Nossa comunicação é referencial, pois fundada na fala, na palavra. As palavras são símbolos aos quais existem referências, os objetos em si (sem entrar no mérito dessa polêmica expressão). Por exemplo: quando escrevo, aqui, “MAÇÔ, você, leitor, imagina essa determinada fruta, logicamente no caso de partilhar da comunidade verbal que ligou a palavra “MAÇÔ à fruta em si. A maçã que agora imaginou não é a mesma que eu imagino; cada pessoa imagina a sua determinada maçã, mesmo que, com o mesmo estímulo, imaginemos coisas iguais, pois maçãs todas, mas diferentes em suas particularidades. Essa discussão nos trás os conceitos de sentido e representação. O sentido é formado por idéias que partilhamos e que nos permite concluir que estamos falando de uma mesma coisa, a maçã, possibilitando a continuidade da comunicação (não é a única coisa que permite essa continuidade); a representação é a forma como cada um de nós imagina a fruta, cada um, como já dito, com suas particularidades a qual pode fomentar a comunicação, mas não é imprescindível a ela.

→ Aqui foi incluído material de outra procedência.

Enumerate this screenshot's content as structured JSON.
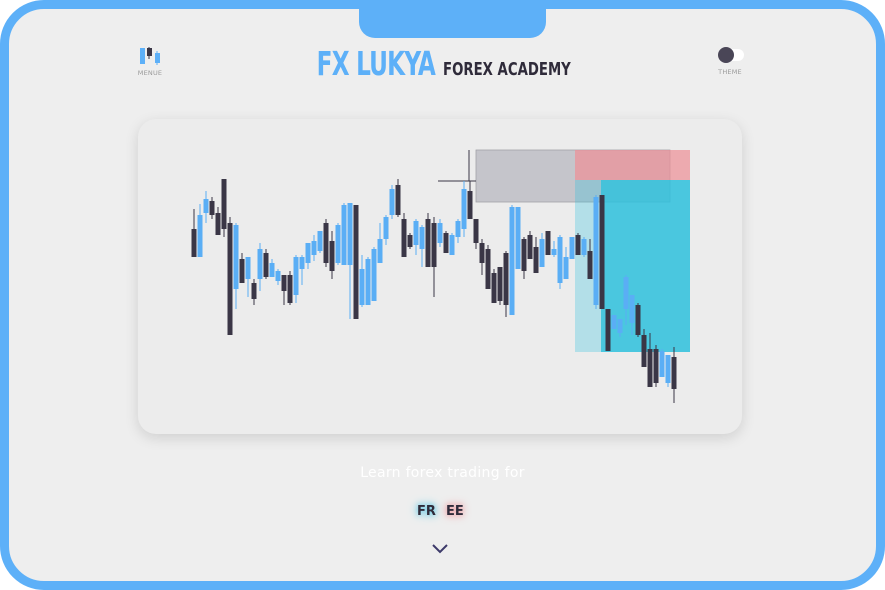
{
  "header": {
    "menu_label": "MENUE",
    "brand_main": "FX LUKYA",
    "brand_sub": "FOREX ACADEMY",
    "theme_label": "THEME"
  },
  "hero": {
    "tagline": "Learn forex trading for",
    "free_part1": "FR",
    "free_part2": "EE"
  },
  "colors": {
    "accent": "#5db0f8",
    "dark": "#2f2b3a",
    "candle_bull": "#5aaef5",
    "candle_bear": "#3a3646",
    "zone_take_profit": "#2ec1dd",
    "zone_stop": "#ee8f95",
    "zone_range": "#b9b9c0"
  },
  "icons": {
    "menu": "candlestick-menu-icon",
    "theme": "toggle-icon",
    "scroll": "chevron-down-icon"
  }
}
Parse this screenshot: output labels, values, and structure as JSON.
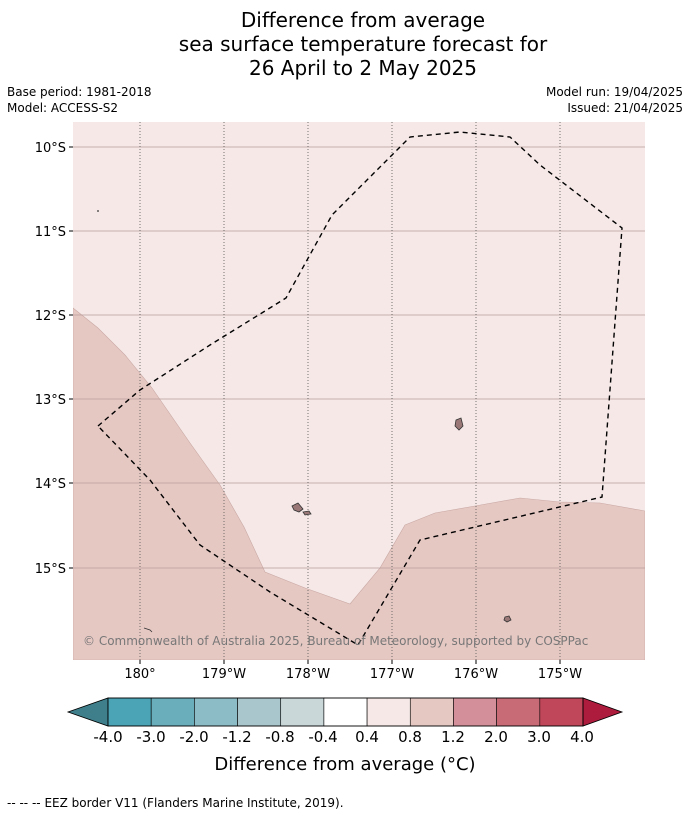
{
  "title": {
    "line1": "Difference from average",
    "line2": "sea surface temperature forecast for",
    "line3": "26 April to 2 May 2025"
  },
  "meta": {
    "base_period": "Base period: 1981-2018",
    "model": "Model: ACCESS-S2",
    "model_run": "Model run: 19/04/2025",
    "issued": "Issued: 21/04/2025"
  },
  "map": {
    "latitude_labels": [
      "10°S",
      "11°S",
      "12°S",
      "13°S",
      "14°S",
      "15°S"
    ],
    "longitude_labels": [
      "180°",
      "179°W",
      "178°W",
      "177°W",
      "176°W",
      "175°W"
    ],
    "copyright": "© Commonwealth of Australia 2025, Bureau of Meteorology, supported by COSPPac",
    "colors": {
      "band_0_4_to_0_8": "#f5e8e7",
      "band_0_8_to_1_2": "#e6c8c3",
      "grid_line": "#b89c98",
      "land": "#a08080"
    }
  },
  "colorbar": {
    "tick_labels": [
      "-4.0",
      "-3.0",
      "-2.0",
      "-1.2",
      "-0.8",
      "-0.4",
      "0.4",
      "0.8",
      "1.2",
      "2.0",
      "3.0",
      "4.0"
    ],
    "colors": [
      "#3e7f8b",
      "#4aa4b5",
      "#6aaebb",
      "#8cbcc6",
      "#a9c6cc",
      "#c9d7d9",
      "#ffffff",
      "#f5e8e7",
      "#e6c8c3",
      "#d4909a",
      "#c96a77",
      "#bf4759",
      "#ad1c3d"
    ],
    "label": "Difference from average (°C)"
  },
  "footer": {
    "eez_legend_symbol": "-- -- --",
    "eez_legend_text": "EEZ border V11 (Flanders Marine Institute, 2019)."
  }
}
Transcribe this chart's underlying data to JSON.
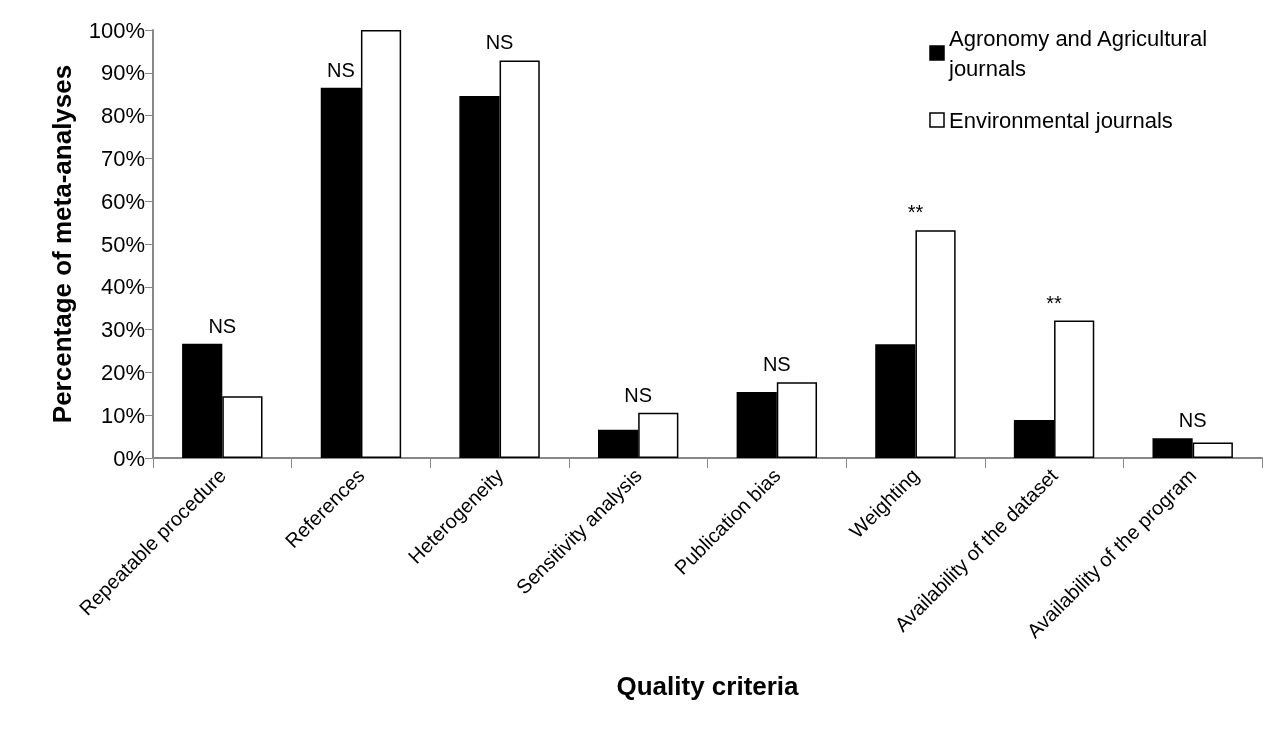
{
  "chart_data": {
    "type": "bar",
    "xlabel": "Quality criteria",
    "ylabel": "Percentage of meta-analyses",
    "categories": [
      "Repeatable procedure",
      "References",
      "Heterogeneity",
      "Sensitivity analysis",
      "Publication bias",
      "Weighting",
      "Availability of the dataset",
      "Availability of the program"
    ],
    "series": [
      {
        "name": "Agronomy and Agricultural journals",
        "color": "#000000",
        "values": [
          26.7,
          86.5,
          84.6,
          6.6,
          15.4,
          26.6,
          8.9,
          4.6
        ]
      },
      {
        "name": "Environmental journals",
        "color": "#ffffff",
        "values": [
          14.4,
          100,
          92.9,
          10.6,
          17.7,
          53.2,
          32.1,
          3.6
        ]
      }
    ],
    "ylim": [
      0,
      100
    ],
    "yticks": [
      {
        "value": 0,
        "label": "0%"
      },
      {
        "value": 10,
        "label": "10%"
      },
      {
        "value": 20,
        "label": "20%"
      },
      {
        "value": 30,
        "label": "30%"
      },
      {
        "value": 40,
        "label": "40%"
      },
      {
        "value": 50,
        "label": "50%"
      },
      {
        "value": 60,
        "label": "60%"
      },
      {
        "value": 70,
        "label": "70%"
      },
      {
        "value": 80,
        "label": "80%"
      },
      {
        "value": 90,
        "label": "90%"
      },
      {
        "value": 100,
        "label": "100%"
      }
    ],
    "annotations": [
      "NS",
      "NS",
      "NS",
      "NS",
      "NS",
      "**",
      "**",
      "NS"
    ],
    "grid": false,
    "legend": "top right"
  }
}
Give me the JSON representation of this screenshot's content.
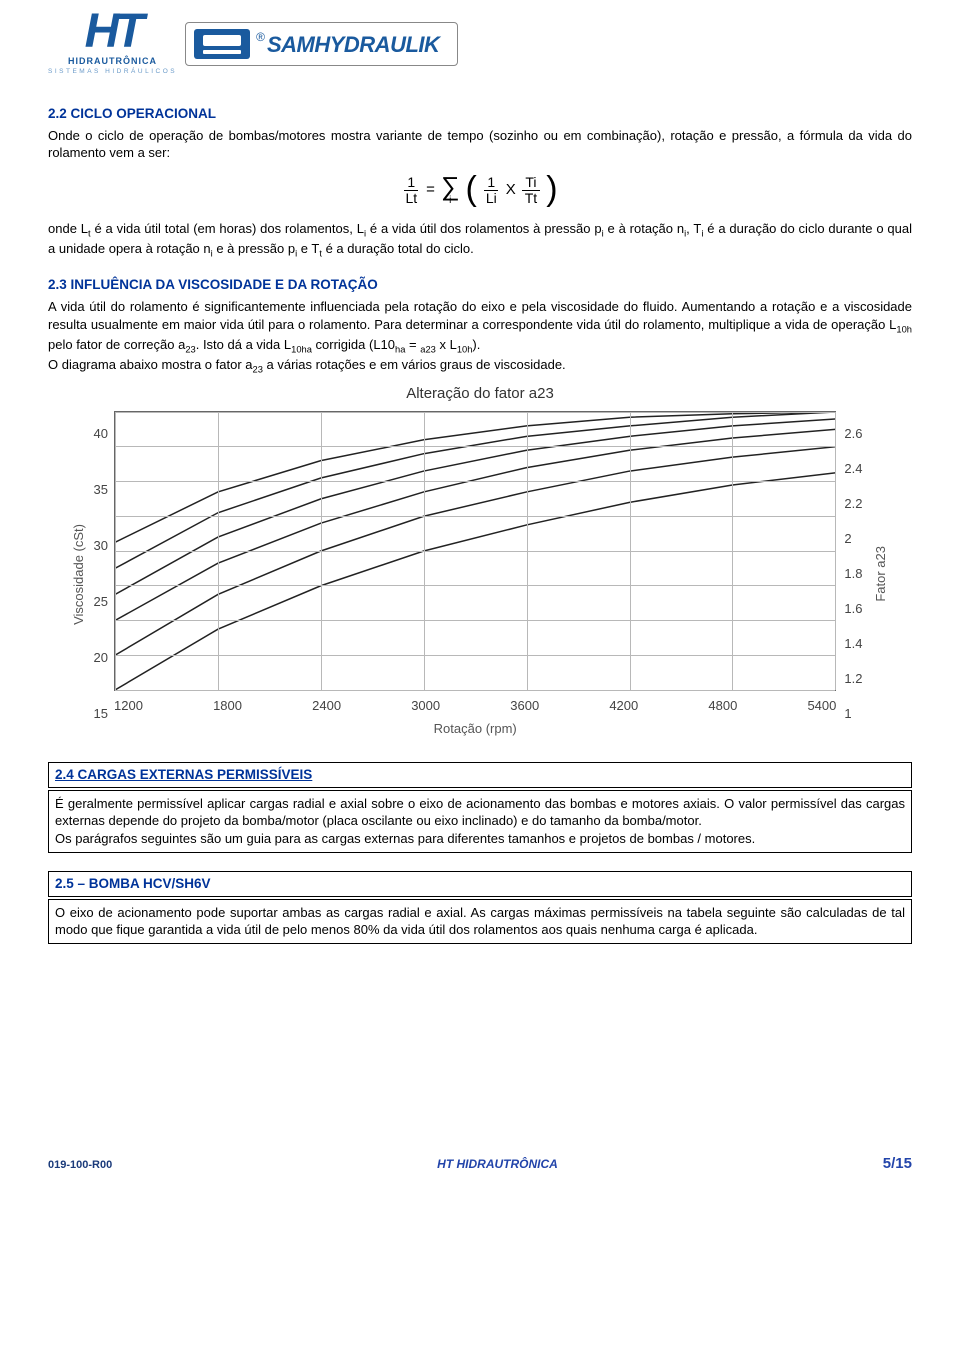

Um exemplo interessante é o de uma antiga e querida professora minha, de português. Ela encaixava pequenas tiras de papel, em branco, em seus anéis, às vezes mais de um de uma só vez, e cada uma daquelas tiras representava uma determinada tarefa que deveria fazer durante o dia, como, por exemplo, corrigir provas de duas turmas, comprar o livro A, comprar pão e buscar o filho na escola. Um simples papel em branco encaixado no anel, a fazia lembrar-se da referência “EXECUTAR UMA AÇÃO” que é virtual, pois futura. Nesse exemplo, podemos, por analogia, dizer que o papel fez a mesma função que a palavra “MAÇÔ nessa nota: são todos nomes que possuem referências, os objetos em si, no caso de minha professora, virtual.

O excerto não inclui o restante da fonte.